Ode To Licensing

Dec. 13, 2017

Exactly twenty years ago an editorial in Locksmith Ledger discussed the issue of licensing. It seemed to be a big issue at the time. Proponents felt that licensing would keep out handymen and part-timers. Licensing would also be a way of assuring the public that a licensed locksmith had achieved a certain locksmith skill level and was capable of providing the security services required.

Opponents viewed licensing as government intrusion. Locksmiths would have to take time away from business in order to pass necessary tests and then pay for the privilege of having a license. According to opponents, it was a money grab by government while providing little, if any, advantages for locksmiths.

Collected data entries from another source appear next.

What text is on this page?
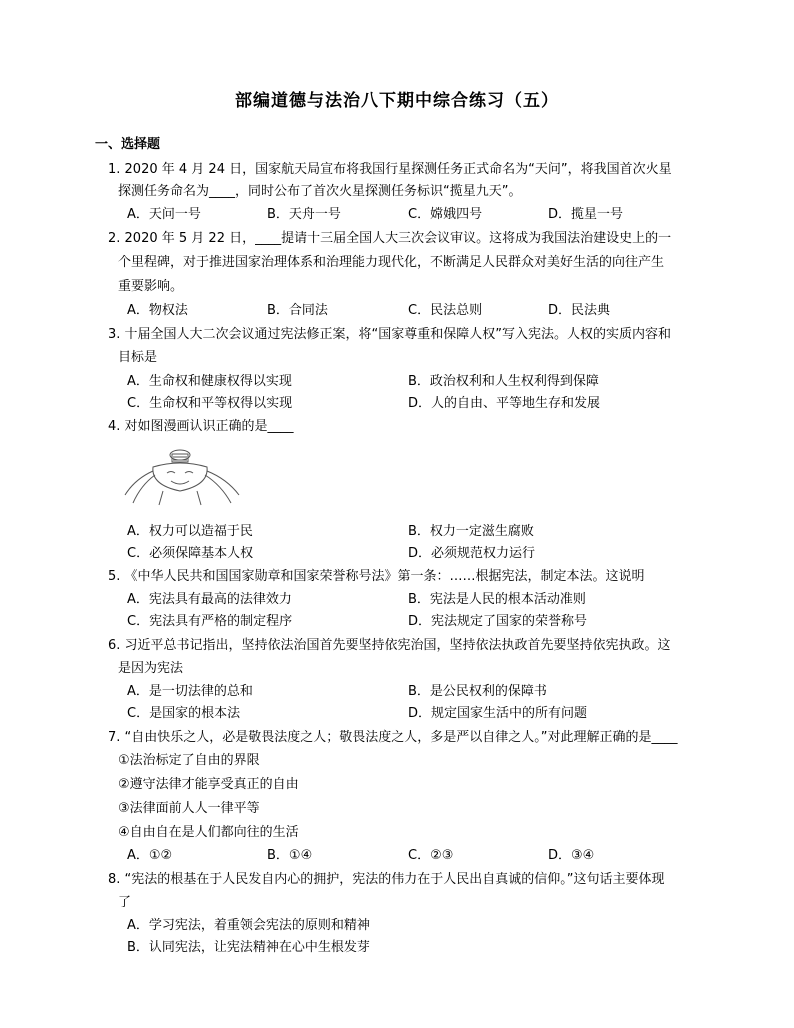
部编道德与法治八下期中综合练习（五）
一、选择题
1. 2020 年 4 月 24 日，国家航天局宣布将我国行星探测任务正式命名为“天问”，将我国首次火星
探测任务命名为____，同时公布了首次火星探测任务标识“揽星九天”。
A．天问一号	B．天舟一号	C．嫦娥四号	D．揽星一号
2. 2020 年 5 月 22 日，____提请十三届全国人大三次会议审议。这将成为我国法治建设史上的一
个里程碑，对于推进国家治理体系和治理能力现代化，不断满足人民群众对美好生活的向往产生
重要影响。
A．物权法	B．合同法	C．民法总则	D．民法典
3. 十届全国人大二次会议通过宪法修正案，将“国家尊重和保障人权”写入宪法。人权的实质内容和
目标是
A．生命权和健康权得以实现	B．政治权利和人生权利得到保障
C．生命权和平等权得以实现	D．人的自由、平等地生存和发展
4. 对如图漫画认识正确的是____
A．权力可以造福于民	B．权力一定滋生腐败
C．必须保障基本人权	D．必须规范权力运行
5. 《中华人民共和国国家勋章和国家荣誉称号法》第一条：……根据宪法，制定本法。这说明
A．宪法具有最高的法律效力	B．宪法是人民的根本活动准则
C．宪法具有严格的制定程序	D．宪法规定了国家的荣誉称号
6. 习近平总书记指出，坚持依法治国首先要坚持依宪治国，坚持依法执政首先要坚持依宪执政。这
是因为宪法
A．是一切法律的总和	B．是公民权利的保障书
C．是国家的根本法	D．规定国家生活中的所有问题
7. “自由快乐之人，必是敬畏法度之人；敬畏法度之人，多是严以自律之人。”对此理解正确的是____
①法治标定了自由的界限
②遵守法律才能享受真正的自由
③法律面前人人一律平等
④自由自在是人们都向往的生活
A．①②	B．①④	C．②③	D．③④
8. “宪法的根基在于人民发自内心的拥护，宪法的伟力在于人民出自真诚的信仰。”这句话主要体现
了
A．学习宪法，着重领会宪法的原则和精神
B．认同宪法，让宪法精神在心中生根发芽
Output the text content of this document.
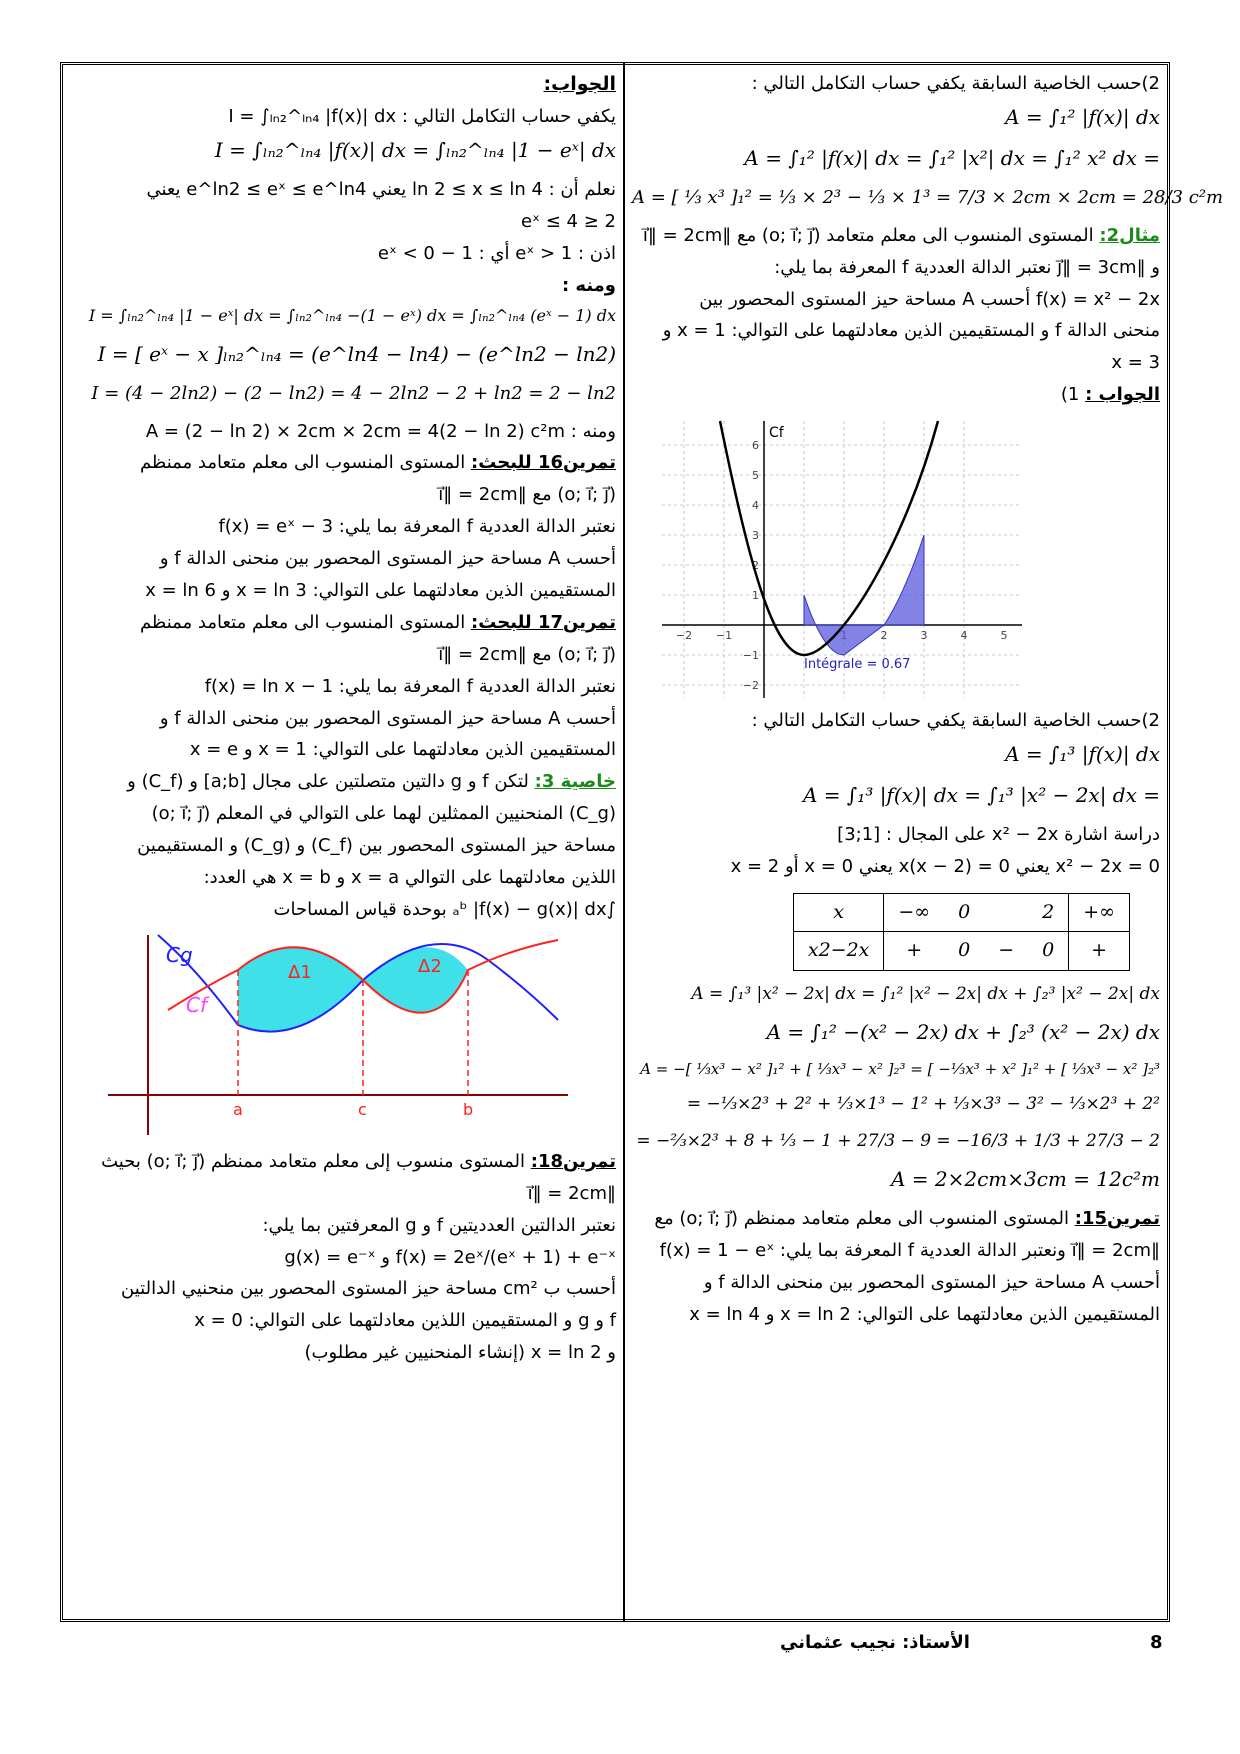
2)حسب الخاصية السابقة يكفي حساب التكامل التالي :

A = ∫₁² |f(x)| dx
A = ∫₁² |f(x)| dx = ∫₁² |x²| dx = ∫₁² x² dx =
A = [ ⅓ x³ ]₁² = ⅓ × 2³ − ⅓ × 1³ = 7/3 × 2cm × 2cm = 28/3 c²m

مثال2: المستوى المنسوب الى معلم متعامد (o; i⃗; j⃗) مع ‖i⃗‖ = 2cm

و ‖j⃗‖ = 3cm نعتبر الدالة العددية f المعرفة بما يلي:

f(x) = x² − 2x أحسب A مساحة حيز المستوى المحصور بين

منحنى الدالة f و المستقيمين الذين معادلتهما على التوالي: x = 1 و

x = 3

الجواب : 1)

−2 −1	2	3	4	5
6
5
4
3
2
1
−1
−2
Cf
Intégrale = 0.67

2)حسب الخاصية السابقة يكفي حساب التكامل التالي :

A = ∫₁³ |f(x)| dx
A = ∫₁³ |f(x)| dx = ∫₁³ |x² − 2x| dx =

دراسة اشارة x² − 2x على المجال : [1;3]

x² − 2x = 0 يعني x(x − 2) = 0 يعني x = 0 أو x = 2

x	−∞	0		2	+∞
x2−2x	+	0	−	0	+
A = ∫₁³ |x² − 2x| dx = ∫₁² |x² − 2x| dx + ∫₂³ |x² − 2x| dx
A = ∫₁² −(x² − 2x) dx + ∫₂³ (x² − 2x) dx
A = −[ ⅓x³ − x² ]₁² + [ ⅓x³ − x² ]₂³ = [ −⅓x³ + x² ]₁² + [ ⅓x³ − x² ]₂³
= −⅓×2³ + 2² + ⅓×1³ − 1² + ⅓×3³ − 3² − ⅓×2³ + 2²
= −⅔×2³ + 8 + ⅓ − 1 + 27/3 − 9 = −16/3 + 1/3 + 27/3 − 2
A = 2×2cm×3cm = 12c²m

تمرين15: المستوى المنسوب الى معلم متعامد ممنظم (o; i⃗; j⃗) مع

‖i⃗‖ = 2cm ونعتبر الدالة العددية f المعرفة بما يلي: f(x) = 1 − eˣ

أحسب A مساحة حيز المستوى المحصور بين منحنى الدالة f و

المستقيمين الذين معادلتهما على التوالي: x = ln 2 و x = ln 4

الجواب:

يكفي حساب التكامل التالي : I = ∫ₗₙ₂^ₗₙ₄ |f(x)| dx

I = ∫ₗₙ₂^ₗₙ₄ |f(x)| dx = ∫ₗₙ₂^ₗₙ₄ |1 − eˣ| dx

نعلم أن : ln 2 ≤ x ≤ ln 4 يعني e^ln2 ≤ eˣ ≤ e^ln4 يعني

2 ≤ eˣ ≤ 4

اذن : eˣ > 1 أي : 1 − eˣ < 0

ومنه :

I = ∫ₗₙ₂^ₗₙ₄ |1 − eˣ| dx = ∫ₗₙ₂^ₗₙ₄ −(1 − eˣ) dx = ∫ₗₙ₂^ₗₙ₄ (eˣ − 1) dx
I = [ eˣ − x ]ₗₙ₂^ₗₙ₄ = (e^ln4 − ln4) − (e^ln2 − ln2)
I = (4 − 2ln2) − (2 − ln2) = 4 − 2ln2 − 2 + ln2 = 2 − ln2

ومنه : A = (2 − ln 2) × 2cm × 2cm = 4(2 − ln 2) c²m

تمرين16 للبحث: المستوى المنسوب الى معلم متعامد ممنظم

(o; i⃗; j⃗) مع ‖i⃗‖ = 2cm

نعتبر الدالة العددية f المعرفة بما يلي: f(x) = eˣ − 3

أحسب A مساحة حيز المستوى المحصور بين منحنى الدالة f و

المستقيمين الذين معادلتهما على التوالي: x = ln 3 و x = ln 6

تمرين17 للبحث: المستوى المنسوب الى معلم متعامد ممنظم

(o; i⃗; j⃗) مع ‖i⃗‖ = 2cm

نعتبر الدالة العددية f المعرفة بما يلي: f(x) = ln x − 1

أحسب A مساحة حيز المستوى المحصور بين منحنى الدالة f و

المستقيمين الذين معادلتهما على التوالي: x = 1 و x = e

خاصية 3: لتكن f و g دالتين متصلتين على مجال [a;b] و (C_f) و

(C_g) المنحنيين الممثلين لهما على التوالي في المعلم (o; i⃗; j⃗)

مساحة حيز المستوى المحصور بين (C_f) و (C_g) و المستقيمين

اللذين معادلتهما على التوالي x = a و x = b هي العدد:

∫ₐᵇ |f(x) − g(x)| dx بوحدة قياس المساحات

Cg
Cf
Δ1	Δ2
a	c	b

تمرين18: المستوى منسوب إلى معلم متعامد ممنظم (o; i⃗; j⃗) بحيث

‖i⃗‖ = 2cm

نعتبر الدالتين العدديتين f و g المعرفتين بما يلي:

f(x) = 2eˣ/(eˣ + 1) + e⁻ˣ و g(x) = e⁻ˣ

أحسب ب cm² مساحة حيز المستوى المحصور بين منحنيي الدالتين

f و g و المستقيمين اللذين معادلتهما على التوالي: x = 0

و x = ln 2 (إنشاء المنحنيين غير مطلوب)

8
الأستاذ: نجيب عثماني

After twenty years the locksmith industry has had very little movement in the licensing debate. According to the Associated Locksmiths of America (ALOA) there are fifteen states and three individual counties which have enacted licensing of locksmiths. Seventy percent of our fifty states have no locksmith licensing. This record is nothing to be proud of.

During the same twenty-year period we have seen the expansion of big box hardware stores plus the movement away from mechanical locks and towards electronic security products. Both of these events negatively affect people working in the locksmith business. Today there are several alternative choices where the public can obtain security-based services and products.

Locksmith licensing is not the answer to every problem. Licensing should not be seen as protection against competition for existing locksmith businesses. Licensing should be seen as a constructive way to require neophytes to pass a locksmith basics test instead of learning on the job at the expense of customers.

Many employees behind key machine counters at big box stores appear to have little knowledge of what they are doing. Think of the value to our industry if every one of those big box key cutters had to be a licensed locksmith. Until we can speak with one voice, this will never happen.